“Well, don’t worry about it,” and Jimmy tried to keep his voice up to the cheerful mark. “Have you got it?”
“No,” said the sergeant, “I haven’t. But—”
He paused to take a drink of water, and Jimmy’s feelings went down to about the zero position.
“But I know where it is,” added the sergeant.
“I suppose the Germans took it off you.”
“Indeed they didn’t!” was the rather vigorous answer. “I didn’t have it on me. It’s back in the dugout!”
“The dugout!” cried Jimmy, his spirits once more soaring.
“Yes, the one where I was quartered when you gave it to me. I knew we were in for some hard fighting, so before I went out on listening post I hid the franc notes in an old tin can and stuck it up under the roof beams. It’s right under where a picture of President Wilson is tacked up. And if the dugout isn’t destroyed the money is there yet.”

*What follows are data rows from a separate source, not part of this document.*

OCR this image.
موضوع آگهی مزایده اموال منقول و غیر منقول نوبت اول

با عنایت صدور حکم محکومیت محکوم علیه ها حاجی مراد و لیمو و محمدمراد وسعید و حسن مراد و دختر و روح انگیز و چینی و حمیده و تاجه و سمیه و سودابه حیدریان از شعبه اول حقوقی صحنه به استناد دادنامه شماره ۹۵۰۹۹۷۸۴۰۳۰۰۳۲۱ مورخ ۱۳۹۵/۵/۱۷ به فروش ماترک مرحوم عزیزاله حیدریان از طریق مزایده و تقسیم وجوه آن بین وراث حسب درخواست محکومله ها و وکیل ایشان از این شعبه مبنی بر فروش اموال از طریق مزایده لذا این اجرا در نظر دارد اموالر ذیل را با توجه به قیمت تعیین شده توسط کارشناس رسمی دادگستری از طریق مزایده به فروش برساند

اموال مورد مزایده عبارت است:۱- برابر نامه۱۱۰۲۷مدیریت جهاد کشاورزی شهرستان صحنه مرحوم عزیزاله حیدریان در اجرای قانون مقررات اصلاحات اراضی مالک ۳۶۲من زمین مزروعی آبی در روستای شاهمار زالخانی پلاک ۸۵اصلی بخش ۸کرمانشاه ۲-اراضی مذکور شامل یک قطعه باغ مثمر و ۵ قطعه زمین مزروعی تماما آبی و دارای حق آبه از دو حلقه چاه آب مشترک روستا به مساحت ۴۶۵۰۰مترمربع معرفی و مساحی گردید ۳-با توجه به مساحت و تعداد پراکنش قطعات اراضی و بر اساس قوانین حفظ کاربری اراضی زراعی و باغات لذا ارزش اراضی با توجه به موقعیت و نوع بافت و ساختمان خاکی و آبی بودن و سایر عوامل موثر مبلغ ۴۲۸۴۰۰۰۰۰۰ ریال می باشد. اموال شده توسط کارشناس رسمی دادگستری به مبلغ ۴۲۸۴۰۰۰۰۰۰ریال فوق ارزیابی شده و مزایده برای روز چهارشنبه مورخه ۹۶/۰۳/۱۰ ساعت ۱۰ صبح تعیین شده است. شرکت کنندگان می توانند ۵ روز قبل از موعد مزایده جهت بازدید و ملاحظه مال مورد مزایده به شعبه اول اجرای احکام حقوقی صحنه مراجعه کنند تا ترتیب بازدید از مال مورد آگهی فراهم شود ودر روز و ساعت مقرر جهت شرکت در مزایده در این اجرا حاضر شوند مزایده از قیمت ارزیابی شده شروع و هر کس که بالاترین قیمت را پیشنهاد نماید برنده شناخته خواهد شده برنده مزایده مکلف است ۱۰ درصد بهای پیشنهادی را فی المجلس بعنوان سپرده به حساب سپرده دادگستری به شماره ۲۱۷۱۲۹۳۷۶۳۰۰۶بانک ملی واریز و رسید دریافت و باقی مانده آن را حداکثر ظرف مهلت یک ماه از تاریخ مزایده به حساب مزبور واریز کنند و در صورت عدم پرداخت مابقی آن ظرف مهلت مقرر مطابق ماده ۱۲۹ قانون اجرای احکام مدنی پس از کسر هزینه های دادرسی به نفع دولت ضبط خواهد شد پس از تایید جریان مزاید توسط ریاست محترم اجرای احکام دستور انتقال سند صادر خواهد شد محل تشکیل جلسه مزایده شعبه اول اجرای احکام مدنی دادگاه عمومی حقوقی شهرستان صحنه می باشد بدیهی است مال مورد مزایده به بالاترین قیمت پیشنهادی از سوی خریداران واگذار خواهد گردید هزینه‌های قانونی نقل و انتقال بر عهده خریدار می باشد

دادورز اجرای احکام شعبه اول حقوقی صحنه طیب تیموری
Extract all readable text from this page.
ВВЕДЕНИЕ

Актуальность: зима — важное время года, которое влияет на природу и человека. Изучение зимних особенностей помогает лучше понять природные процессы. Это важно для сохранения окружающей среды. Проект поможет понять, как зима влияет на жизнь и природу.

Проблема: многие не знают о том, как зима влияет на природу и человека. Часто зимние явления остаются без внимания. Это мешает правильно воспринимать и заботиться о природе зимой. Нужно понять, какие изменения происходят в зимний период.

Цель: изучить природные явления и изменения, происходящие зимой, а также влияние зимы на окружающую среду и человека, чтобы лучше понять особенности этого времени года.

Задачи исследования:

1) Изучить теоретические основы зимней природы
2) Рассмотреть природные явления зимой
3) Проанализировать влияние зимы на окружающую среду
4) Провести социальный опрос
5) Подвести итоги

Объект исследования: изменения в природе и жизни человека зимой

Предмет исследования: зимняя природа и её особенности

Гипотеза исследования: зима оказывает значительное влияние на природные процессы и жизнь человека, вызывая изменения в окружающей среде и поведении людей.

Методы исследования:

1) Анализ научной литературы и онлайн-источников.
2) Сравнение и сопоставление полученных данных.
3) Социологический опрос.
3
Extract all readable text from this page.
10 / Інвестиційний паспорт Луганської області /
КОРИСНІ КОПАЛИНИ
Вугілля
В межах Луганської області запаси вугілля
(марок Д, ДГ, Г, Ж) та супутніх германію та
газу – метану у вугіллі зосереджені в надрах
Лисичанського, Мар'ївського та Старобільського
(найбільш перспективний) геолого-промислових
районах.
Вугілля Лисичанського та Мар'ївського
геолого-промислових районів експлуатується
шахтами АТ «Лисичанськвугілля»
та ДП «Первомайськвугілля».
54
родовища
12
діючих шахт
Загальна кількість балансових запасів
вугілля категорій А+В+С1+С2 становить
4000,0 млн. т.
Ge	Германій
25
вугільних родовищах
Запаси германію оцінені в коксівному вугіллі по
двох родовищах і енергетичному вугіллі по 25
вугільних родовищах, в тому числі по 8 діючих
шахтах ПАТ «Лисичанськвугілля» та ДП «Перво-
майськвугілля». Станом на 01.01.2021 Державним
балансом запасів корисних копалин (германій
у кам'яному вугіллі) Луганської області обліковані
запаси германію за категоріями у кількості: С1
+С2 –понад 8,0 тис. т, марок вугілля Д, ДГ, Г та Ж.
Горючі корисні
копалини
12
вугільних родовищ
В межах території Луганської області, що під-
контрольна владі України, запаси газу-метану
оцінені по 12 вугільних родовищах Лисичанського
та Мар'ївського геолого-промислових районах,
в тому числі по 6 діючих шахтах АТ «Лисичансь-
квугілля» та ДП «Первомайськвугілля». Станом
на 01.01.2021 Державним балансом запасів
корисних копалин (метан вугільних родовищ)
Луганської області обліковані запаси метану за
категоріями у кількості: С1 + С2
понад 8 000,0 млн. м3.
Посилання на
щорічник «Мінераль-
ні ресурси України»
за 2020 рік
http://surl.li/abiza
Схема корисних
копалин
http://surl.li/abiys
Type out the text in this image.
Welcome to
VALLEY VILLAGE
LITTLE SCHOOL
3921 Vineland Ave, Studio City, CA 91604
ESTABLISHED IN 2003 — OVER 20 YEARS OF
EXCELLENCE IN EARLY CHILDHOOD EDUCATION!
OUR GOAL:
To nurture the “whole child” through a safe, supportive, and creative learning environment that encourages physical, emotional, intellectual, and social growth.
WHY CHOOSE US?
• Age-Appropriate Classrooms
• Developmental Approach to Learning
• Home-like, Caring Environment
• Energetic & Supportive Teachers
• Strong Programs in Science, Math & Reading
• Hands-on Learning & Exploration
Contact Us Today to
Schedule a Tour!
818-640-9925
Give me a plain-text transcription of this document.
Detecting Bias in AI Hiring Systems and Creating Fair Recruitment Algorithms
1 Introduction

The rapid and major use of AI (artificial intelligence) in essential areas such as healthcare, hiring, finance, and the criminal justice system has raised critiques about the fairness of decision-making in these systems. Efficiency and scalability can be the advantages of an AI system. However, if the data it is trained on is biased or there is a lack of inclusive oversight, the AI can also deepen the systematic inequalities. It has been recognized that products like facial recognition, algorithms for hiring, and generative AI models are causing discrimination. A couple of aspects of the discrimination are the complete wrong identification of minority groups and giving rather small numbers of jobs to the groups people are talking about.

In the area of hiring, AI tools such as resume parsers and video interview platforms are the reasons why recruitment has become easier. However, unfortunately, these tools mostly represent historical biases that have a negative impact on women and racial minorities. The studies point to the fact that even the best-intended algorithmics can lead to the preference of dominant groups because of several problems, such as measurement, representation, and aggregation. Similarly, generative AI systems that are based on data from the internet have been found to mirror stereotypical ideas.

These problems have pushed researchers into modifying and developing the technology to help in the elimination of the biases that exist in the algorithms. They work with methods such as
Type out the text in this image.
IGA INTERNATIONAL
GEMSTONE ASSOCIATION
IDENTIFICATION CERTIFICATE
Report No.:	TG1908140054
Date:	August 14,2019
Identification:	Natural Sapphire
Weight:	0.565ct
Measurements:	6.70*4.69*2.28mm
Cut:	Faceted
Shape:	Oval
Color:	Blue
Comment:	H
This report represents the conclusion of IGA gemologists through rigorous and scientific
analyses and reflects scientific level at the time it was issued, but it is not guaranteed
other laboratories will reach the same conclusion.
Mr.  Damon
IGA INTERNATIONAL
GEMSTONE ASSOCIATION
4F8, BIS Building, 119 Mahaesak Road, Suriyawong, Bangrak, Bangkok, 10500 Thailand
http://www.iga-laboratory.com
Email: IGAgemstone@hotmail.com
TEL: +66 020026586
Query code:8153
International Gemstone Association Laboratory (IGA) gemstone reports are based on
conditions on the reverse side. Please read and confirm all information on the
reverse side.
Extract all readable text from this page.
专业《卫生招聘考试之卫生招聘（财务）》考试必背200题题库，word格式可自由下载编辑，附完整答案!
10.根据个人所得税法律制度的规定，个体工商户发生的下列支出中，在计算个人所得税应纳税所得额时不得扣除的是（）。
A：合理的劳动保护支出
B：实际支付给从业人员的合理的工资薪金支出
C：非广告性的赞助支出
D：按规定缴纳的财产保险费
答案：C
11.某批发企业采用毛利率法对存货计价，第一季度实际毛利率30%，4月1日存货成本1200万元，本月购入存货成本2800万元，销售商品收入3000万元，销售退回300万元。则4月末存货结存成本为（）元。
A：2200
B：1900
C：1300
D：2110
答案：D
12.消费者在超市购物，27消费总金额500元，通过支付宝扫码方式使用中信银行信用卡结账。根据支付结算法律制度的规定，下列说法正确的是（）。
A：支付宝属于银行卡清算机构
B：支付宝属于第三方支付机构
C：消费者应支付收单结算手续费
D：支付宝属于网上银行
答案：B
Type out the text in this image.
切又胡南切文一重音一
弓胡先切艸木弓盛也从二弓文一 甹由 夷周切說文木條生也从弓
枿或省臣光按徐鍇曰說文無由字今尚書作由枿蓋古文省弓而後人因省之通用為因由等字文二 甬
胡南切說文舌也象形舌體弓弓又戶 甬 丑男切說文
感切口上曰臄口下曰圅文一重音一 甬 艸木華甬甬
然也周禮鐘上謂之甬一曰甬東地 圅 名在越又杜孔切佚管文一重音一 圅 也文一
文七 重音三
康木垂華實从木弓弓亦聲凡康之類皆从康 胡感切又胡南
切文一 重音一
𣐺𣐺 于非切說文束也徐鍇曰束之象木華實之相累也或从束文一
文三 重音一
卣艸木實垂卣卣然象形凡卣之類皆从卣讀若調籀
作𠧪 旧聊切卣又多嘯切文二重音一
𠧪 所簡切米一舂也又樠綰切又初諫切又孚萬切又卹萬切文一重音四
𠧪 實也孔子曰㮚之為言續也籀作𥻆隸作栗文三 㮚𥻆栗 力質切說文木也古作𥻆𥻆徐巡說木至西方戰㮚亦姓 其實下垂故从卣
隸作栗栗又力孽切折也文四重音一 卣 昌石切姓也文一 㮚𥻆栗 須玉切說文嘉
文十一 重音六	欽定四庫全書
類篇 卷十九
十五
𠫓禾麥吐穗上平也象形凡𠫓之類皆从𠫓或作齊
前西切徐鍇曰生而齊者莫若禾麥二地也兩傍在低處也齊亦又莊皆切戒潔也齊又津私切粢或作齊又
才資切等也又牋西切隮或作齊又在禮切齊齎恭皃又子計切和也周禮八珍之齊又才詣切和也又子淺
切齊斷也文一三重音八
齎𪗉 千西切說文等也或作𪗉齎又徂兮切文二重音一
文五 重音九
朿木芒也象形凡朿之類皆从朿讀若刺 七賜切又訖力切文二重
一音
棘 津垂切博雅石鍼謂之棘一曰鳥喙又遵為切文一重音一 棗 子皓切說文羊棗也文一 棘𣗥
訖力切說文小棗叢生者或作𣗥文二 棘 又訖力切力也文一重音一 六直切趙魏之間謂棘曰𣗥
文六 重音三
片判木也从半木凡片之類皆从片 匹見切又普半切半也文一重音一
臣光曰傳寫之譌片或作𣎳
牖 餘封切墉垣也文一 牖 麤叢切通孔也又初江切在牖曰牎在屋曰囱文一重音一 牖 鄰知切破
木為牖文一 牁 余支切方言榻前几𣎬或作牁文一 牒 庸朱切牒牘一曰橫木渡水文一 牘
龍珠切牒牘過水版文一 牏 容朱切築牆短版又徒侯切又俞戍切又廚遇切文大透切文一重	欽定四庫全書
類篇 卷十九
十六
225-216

“Well, the dugout can’t be destroyed, for there haven’t been any Germans there in some time,” said Jimmy. “And I do hope you’re right about the money being there. Not so much for my sake,” he added quickly, “but because I promised to whack up with my bunkies, and I want to keep my word.”
“Well, you send a message there and see if I’m not right,” concluded Maxwell, and then, being rather weak, he was ordered by the nurse to take a rest.
Elated, but hardly believing the good news, Jimmy received permission not only to send a message, but to go back in a motor truck to the place where the headquarters of the 509th Infantry had been just before the big advance.
Jimmy did not get back to his chums until late that night, for his leave covered him up to midnight, and he was not on duty. He found Iggy, Franz, Bob and Roger in a Y.M.C.A. hut, writing letters, and from the labor Iggy was undergoing, his tongue sticking out and following every movement of his pen, it was evident that the Polish lad was not finding English correspondence any easier as the war progressed.
“Where have you been, Blazes? Back home?” asked Bob a bit sarcastically at Jimmy’s absence.
“Sort of,” was the answer. “That looks like stuff from home; doesn’t it!” and he threw on the table some crumpled and rather stained thousand franc notes.
“Suffering shrapnel!” cried Bob. “The prize money!”
“Where’d you get it?”
“Did Max have it?”
“How’d you get it away from him?”
“How is he?”
“One at a time, please!” laughed Jimmy. “But first I’ll tell you good news—Max is going to get well,” and he related the story he had heard about the sergeant.
“Well, that’s quite a yarn!” exclaimed Roger.
“However, that hasn’t anything on what we’re going to tell you, Jimmy Blazes!” cried Bob Dalton excitedly.
“Have we all won the croix de guerre?” asked Jimmy, smiling.